Pro Infirmis

«Büro für Leichte Sprache» macht Kompliziertes verständlich

Das Bundesamt für Statistik geht davon aus, dass rund 800'000 Menschen in der Schweiz nicht richtig lesen und schreiben können (Themenbild).

Das Bundesamt für Statistik geht davon aus, dass rund 800'000 Menschen in der Schweiz nicht richtig lesen und schreiben können (Themenbild).

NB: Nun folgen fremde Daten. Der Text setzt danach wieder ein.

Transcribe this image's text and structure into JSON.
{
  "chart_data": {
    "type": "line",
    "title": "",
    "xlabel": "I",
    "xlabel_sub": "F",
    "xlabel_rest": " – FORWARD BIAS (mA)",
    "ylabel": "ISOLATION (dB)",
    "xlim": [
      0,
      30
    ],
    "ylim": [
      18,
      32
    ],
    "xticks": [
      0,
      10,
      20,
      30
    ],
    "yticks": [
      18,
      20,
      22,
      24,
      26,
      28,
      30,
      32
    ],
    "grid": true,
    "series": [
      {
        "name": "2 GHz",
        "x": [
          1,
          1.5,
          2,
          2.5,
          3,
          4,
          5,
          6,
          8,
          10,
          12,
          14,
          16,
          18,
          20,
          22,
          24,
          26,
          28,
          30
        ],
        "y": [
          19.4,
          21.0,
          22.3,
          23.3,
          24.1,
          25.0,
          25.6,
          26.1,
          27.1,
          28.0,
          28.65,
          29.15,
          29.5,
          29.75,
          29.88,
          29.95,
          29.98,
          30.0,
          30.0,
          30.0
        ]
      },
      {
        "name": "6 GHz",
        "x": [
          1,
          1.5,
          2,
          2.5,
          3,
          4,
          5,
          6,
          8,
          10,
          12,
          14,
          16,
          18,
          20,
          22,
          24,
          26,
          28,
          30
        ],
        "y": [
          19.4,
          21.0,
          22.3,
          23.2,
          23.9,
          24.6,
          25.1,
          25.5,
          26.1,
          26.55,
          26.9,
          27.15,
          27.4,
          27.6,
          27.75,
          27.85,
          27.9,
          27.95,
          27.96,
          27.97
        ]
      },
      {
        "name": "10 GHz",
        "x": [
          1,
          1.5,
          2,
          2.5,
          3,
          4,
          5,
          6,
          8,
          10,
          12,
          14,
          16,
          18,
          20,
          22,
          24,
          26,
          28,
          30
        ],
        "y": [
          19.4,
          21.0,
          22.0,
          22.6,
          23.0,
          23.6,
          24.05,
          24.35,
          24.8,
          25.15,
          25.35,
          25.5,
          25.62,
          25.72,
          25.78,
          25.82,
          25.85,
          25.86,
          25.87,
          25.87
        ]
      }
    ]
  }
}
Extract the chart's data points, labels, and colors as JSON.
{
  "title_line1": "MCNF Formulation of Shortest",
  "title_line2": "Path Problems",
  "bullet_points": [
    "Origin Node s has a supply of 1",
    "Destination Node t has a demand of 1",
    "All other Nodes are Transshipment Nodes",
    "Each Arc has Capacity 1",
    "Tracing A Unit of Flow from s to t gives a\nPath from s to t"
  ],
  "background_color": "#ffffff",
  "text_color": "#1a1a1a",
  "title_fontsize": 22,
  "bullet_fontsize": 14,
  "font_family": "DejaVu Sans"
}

Was kompliziert daherkommt, lässt sich ab sofort einfach schreiben: Das Büro für Leichte Sprache übersetzt schwierige Texte in Leichte Sprache.

Schwurbelsätze, Fachjargon, Schlangenwörter: Viele Menschen können derartige Texte nicht verstehen. Um ihnen zu helfen, hat Pro Infirmis Zürich jetzt einen speziellen Service geschaffen: das Büro für Leichte Sprache. Es bringt Kompliziertes in eine verständliche Form.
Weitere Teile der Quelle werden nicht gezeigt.